Permira’s Hugo Boss to re-enter talks on plant closure

The company's decision to re-start talks over the planned closure of a plant in Ohio has nothing to do with recent pressure on Permira from two LPs, Hugo Boss said.

Permira-backed Hugo Boss is going back to the bargaining table with employee union Workers United over the planned closure of a production facility in Ohio.

The company has agreed to re-enter negotiations with the union on 8 April after receiving a letter from the US National Labor Relations Board asking for talks to re-start. Hugo Boss said its decision is not the result of pressure from some of Permira’s limited partners, who have contacted the firm expressing concern about the plant closure.

Hugo Boss, which Permira acquired in 2007 as part of its majority investment in Valentino Fashion Group, has been accused by the union of not bargaining in good faith to try and keep the plant open.

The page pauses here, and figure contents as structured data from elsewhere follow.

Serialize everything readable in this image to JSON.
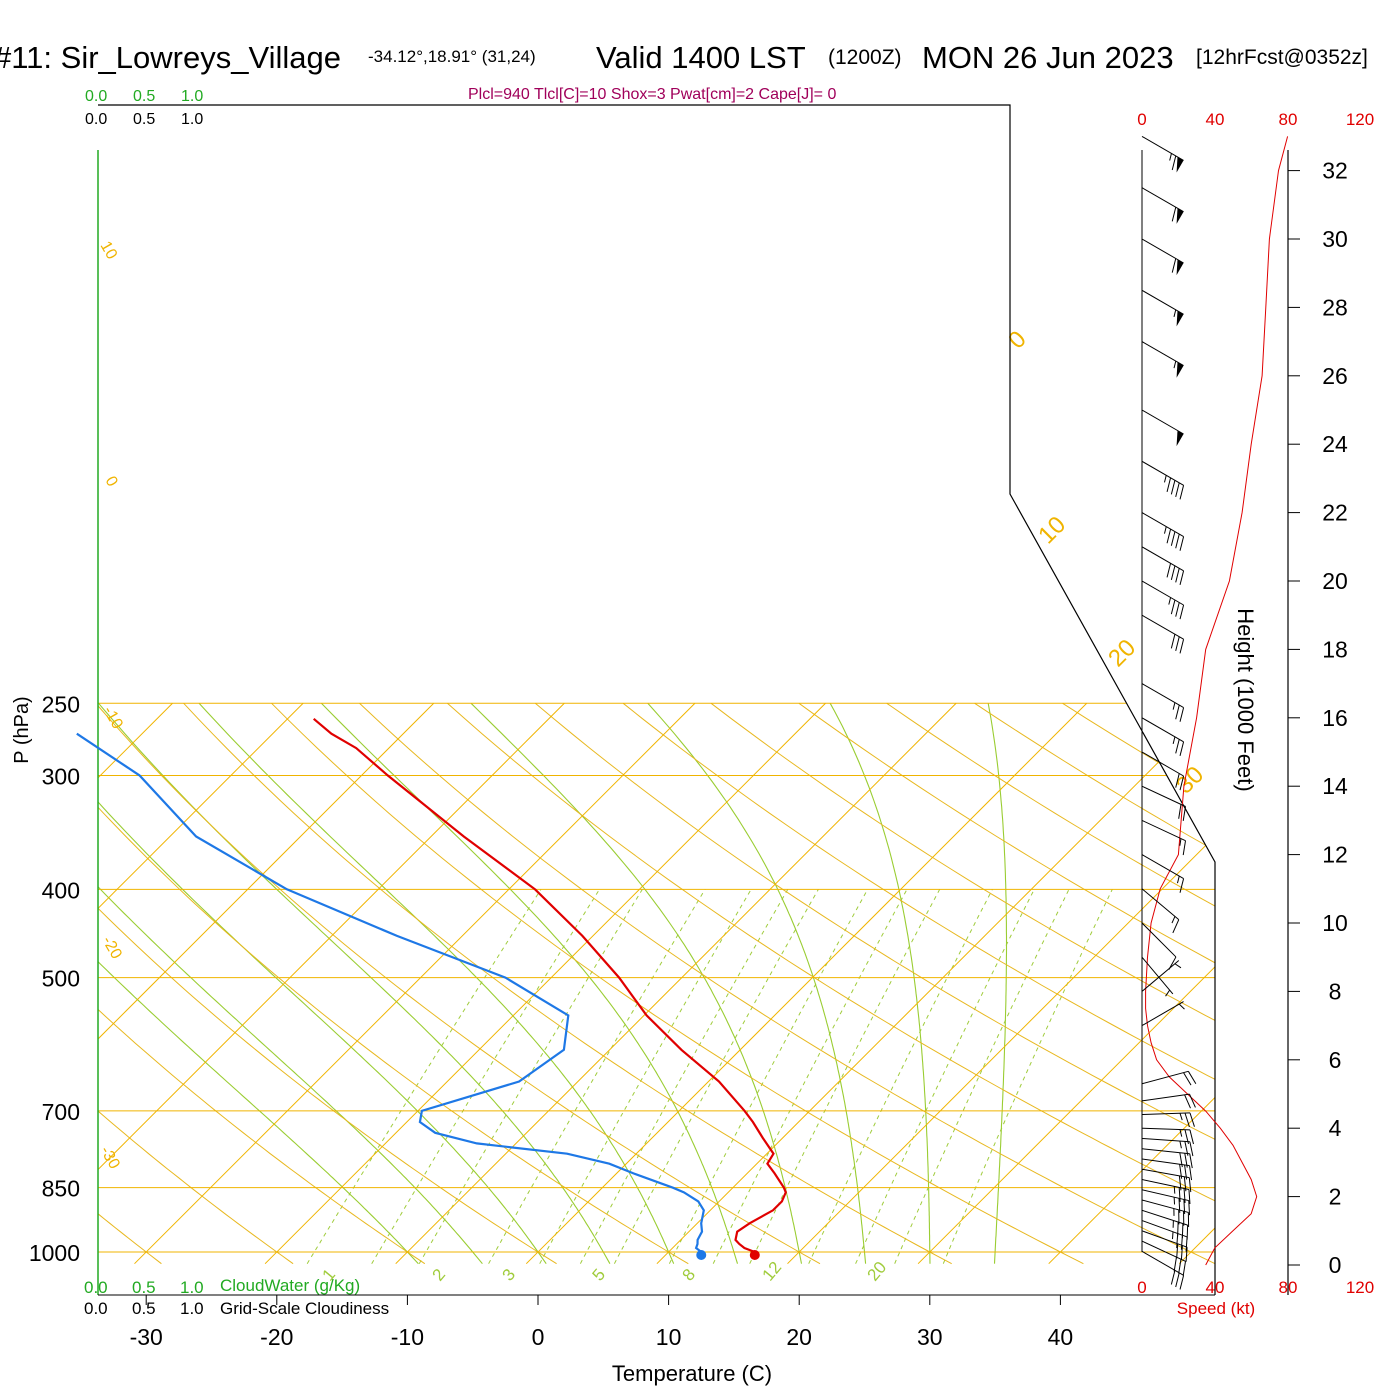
{
  "header": {
    "station": "#11: Sir_Lowreys_Village",
    "coords": "-34.12°,18.91° (31,24)",
    "valid": "Valid 1400 LST",
    "zulu": "(1200Z)",
    "date": "MON 26 Jun 2023",
    "forecast": "[12hrFcst@0352z]"
  },
  "params_line": "Plcl=940 Tlcl[C]=10 Shox=3 Pwat[cm]=2 Cape[J]= 0",
  "colors": {
    "isotherm": "#f0b400",
    "dry_adiabat": "#e8b820",
    "moist_adiabat": "#9acd32",
    "mixing_ratio": "#a0cc3c",
    "temperature": "#e00000",
    "dewpoint": "#1e78e6",
    "cloud_scale": "#22aa22",
    "params": "#a0005a",
    "speed": "#e00000",
    "axis": "#000000"
  },
  "top_scales": {
    "cloud_water_ticks": [
      "0.0",
      "0.5",
      "1.0"
    ],
    "cloudiness_ticks": [
      "0.0",
      "0.5",
      "1.0"
    ]
  },
  "bottom_scales": {
    "cloud_water_ticks": [
      "0.0",
      "0.5",
      "1.0"
    ],
    "cloud_water_label": "CloudWater (g/Kg)",
    "cloudiness_ticks": [
      "0.0",
      "0.5",
      "1.0"
    ],
    "cloudiness_label": "Grid-Scale Cloudiness"
  },
  "speed_axis": {
    "ticks": [
      "0",
      "40",
      "80",
      "120"
    ],
    "label": "Speed (kt)"
  },
  "height_axis": {
    "label": "Height (1000 Feet)",
    "ticks": [
      "0",
      "2",
      "4",
      "6",
      "8",
      "10",
      "12",
      "14",
      "16",
      "18",
      "20",
      "22",
      "24",
      "26",
      "28",
      "30",
      "32"
    ]
  },
  "chart_data": {
    "type": "line",
    "diagram": "skew-T log-P",
    "xlabel": "Temperature (C)",
    "ylabel": "P (hPa)",
    "x_ticks": [
      -30,
      -20,
      -10,
      0,
      10,
      20,
      30,
      40
    ],
    "y_ticks": [
      250,
      300,
      400,
      500,
      700,
      850,
      1000
    ],
    "xlim_at_1000hPa": [
      -33,
      45
    ],
    "ylim": [
      1030,
      250
    ],
    "isotherm_labels": [
      "10",
      "0",
      "-10",
      "-20",
      "-30",
      "0",
      "10",
      "20",
      "30"
    ],
    "mixing_ratio_labels": [
      "1",
      "2",
      "3",
      "5",
      "8",
      "12",
      "20"
    ],
    "series": [
      {
        "name": "Temperature",
        "pressure": [
          1000,
          990,
          980,
          970,
          950,
          930,
          900,
          880,
          860,
          850,
          820,
          800,
          780,
          750,
          720,
          700,
          650,
          600,
          550,
          500,
          450,
          400,
          350,
          300,
          280,
          270,
          260
        ],
        "values": [
          16.6,
          15.5,
          14.8,
          14.2,
          13.7,
          14.0,
          14.8,
          14.8,
          14.4,
          13.9,
          12.1,
          10.8,
          10.5,
          8.5,
          6.5,
          5.0,
          0.8,
          -4.5,
          -9.8,
          -14.8,
          -20.8,
          -28.0,
          -37.5,
          -48.0,
          -52.5,
          -55.5,
          -58.0
        ]
      },
      {
        "name": "Dewpoint",
        "pressure": [
          1000,
          990,
          980,
          970,
          950,
          930,
          900,
          880,
          860,
          850,
          820,
          800,
          780,
          760,
          740,
          720,
          700,
          650,
          600,
          550,
          500,
          450,
          400,
          350,
          300,
          270
        ],
        "values": [
          12.5,
          11.8,
          11.6,
          11.3,
          11.0,
          10.3,
          9.5,
          8.4,
          6.6,
          5.4,
          1.3,
          -1.3,
          -5.3,
          -13.0,
          -17.0,
          -19.0,
          -19.7,
          -14.5,
          -13.5,
          -15.8,
          -23.5,
          -35.0,
          -47.0,
          -58.0,
          -67.0,
          -75.0
        ]
      },
      {
        "name": "Wind speed (kt)",
        "height_kft": [
          0,
          0.5,
          1,
          1.5,
          2,
          2.5,
          3,
          3.5,
          4,
          4.5,
          5,
          5.5,
          6,
          6.5,
          7,
          7.5,
          8,
          9,
          10,
          11,
          12,
          14,
          16,
          18,
          20,
          22,
          24,
          26,
          28,
          30,
          32,
          33
        ],
        "values": [
          35,
          40,
          50,
          60,
          63,
          60,
          55,
          50,
          43,
          35,
          25,
          15,
          8,
          5,
          3,
          2,
          2,
          3,
          5,
          10,
          20,
          23,
          30,
          35,
          48,
          55,
          60,
          66,
          68,
          70,
          75,
          80
        ]
      }
    ],
    "parcel_markers": [
      {
        "name": "surface temperature",
        "pressure": 1000,
        "value": 16.6
      },
      {
        "name": "surface dewpoint",
        "pressure": 1000,
        "value": 12.5
      }
    ],
    "wind_barbs": [
      {
        "height_kft": 0.4,
        "dir": 300,
        "spd": 30
      },
      {
        "height_kft": 0.7,
        "dir": 295,
        "spd": 30
      },
      {
        "height_kft": 1.0,
        "dir": 290,
        "spd": 32
      },
      {
        "height_kft": 1.3,
        "dir": 290,
        "spd": 35
      },
      {
        "height_kft": 1.6,
        "dir": 288,
        "spd": 35
      },
      {
        "height_kft": 1.9,
        "dir": 285,
        "spd": 35
      },
      {
        "height_kft": 2.2,
        "dir": 283,
        "spd": 35
      },
      {
        "height_kft": 2.5,
        "dir": 282,
        "spd": 35
      },
      {
        "height_kft": 2.8,
        "dir": 280,
        "spd": 30
      },
      {
        "height_kft": 3.1,
        "dir": 278,
        "spd": 30
      },
      {
        "height_kft": 3.4,
        "dir": 276,
        "spd": 30
      },
      {
        "height_kft": 3.7,
        "dir": 274,
        "spd": 25
      },
      {
        "height_kft": 4.0,
        "dir": 272,
        "spd": 25
      },
      {
        "height_kft": 4.4,
        "dir": 268,
        "spd": 25
      },
      {
        "height_kft": 4.8,
        "dir": 262,
        "spd": 20
      },
      {
        "height_kft": 5.3,
        "dir": 255,
        "spd": 20
      },
      {
        "height_kft": 7.0,
        "dir": 240,
        "spd": 5
      },
      {
        "height_kft": 8.0,
        "dir": 230,
        "spd": 5
      },
      {
        "height_kft": 9.0,
        "dir": 320,
        "spd": 5
      },
      {
        "height_kft": 10.0,
        "dir": 315,
        "spd": 10
      },
      {
        "height_kft": 11.0,
        "dir": 310,
        "spd": 15
      },
      {
        "height_kft": 12.0,
        "dir": 300,
        "spd": 15
      },
      {
        "height_kft": 13.0,
        "dir": 295,
        "spd": 15
      },
      {
        "height_kft": 14.0,
        "dir": 295,
        "spd": 20
      },
      {
        "height_kft": 15.0,
        "dir": 300,
        "spd": 20
      },
      {
        "height_kft": 16.0,
        "dir": 300,
        "spd": 25
      },
      {
        "height_kft": 17.0,
        "dir": 300,
        "spd": 25
      },
      {
        "height_kft": 19.0,
        "dir": 300,
        "spd": 30
      },
      {
        "height_kft": 20.0,
        "dir": 300,
        "spd": 35
      },
      {
        "height_kft": 21.0,
        "dir": 300,
        "spd": 40
      },
      {
        "height_kft": 22.0,
        "dir": 300,
        "spd": 45
      },
      {
        "height_kft": 23.5,
        "dir": 300,
        "spd": 45
      },
      {
        "height_kft": 25.0,
        "dir": 300,
        "spd": 50
      },
      {
        "height_kft": 27.0,
        "dir": 300,
        "spd": 55
      },
      {
        "height_kft": 28.5,
        "dir": 300,
        "spd": 55
      },
      {
        "height_kft": 30.0,
        "dir": 300,
        "spd": 60
      },
      {
        "height_kft": 31.5,
        "dir": 300,
        "spd": 60
      },
      {
        "height_kft": 33.0,
        "dir": 300,
        "spd": 65
      }
    ]
  }
}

The plant is located in Brooklyn, Ohio, a city of about 11,000 residents.

“The company is responding to the regional office of the National Labor Relations Board that asked it to provide Workers United with the opportunity to bargain about the company’s earlier offer or some other solution the company finds acceptable,” a spokesperson for Hugo Boss said in an emailed statement.

A closure of the plant would result in the loss of at least 300 jobs. Workers United, which is affiliated with the Service Employees International Union, has enlisted the help of the $50 billion Ohio Public Employees’ Retirement System in putting pressure on Permira to try and keep the plant open. OPERS is a Permira LP.

The biggest pension in the US, the California Public Employees’ Retirement System, also a Permira LP, has expressed concern about the plant closure – and the general performance of Permira’s latest fund – in a recent letter to the firm.

“Our primary focus with Permira is the performance of the fund, but we wanted some reassurance that the decision to close the Hugo Boss plant that would end US jobs was right for the fund,” a CalPERS spokesperson said.

Permira’s European Fund IV had a -36.6 percent internal rate of return as of 30 September, 2009, according to valuation information from CalPERS.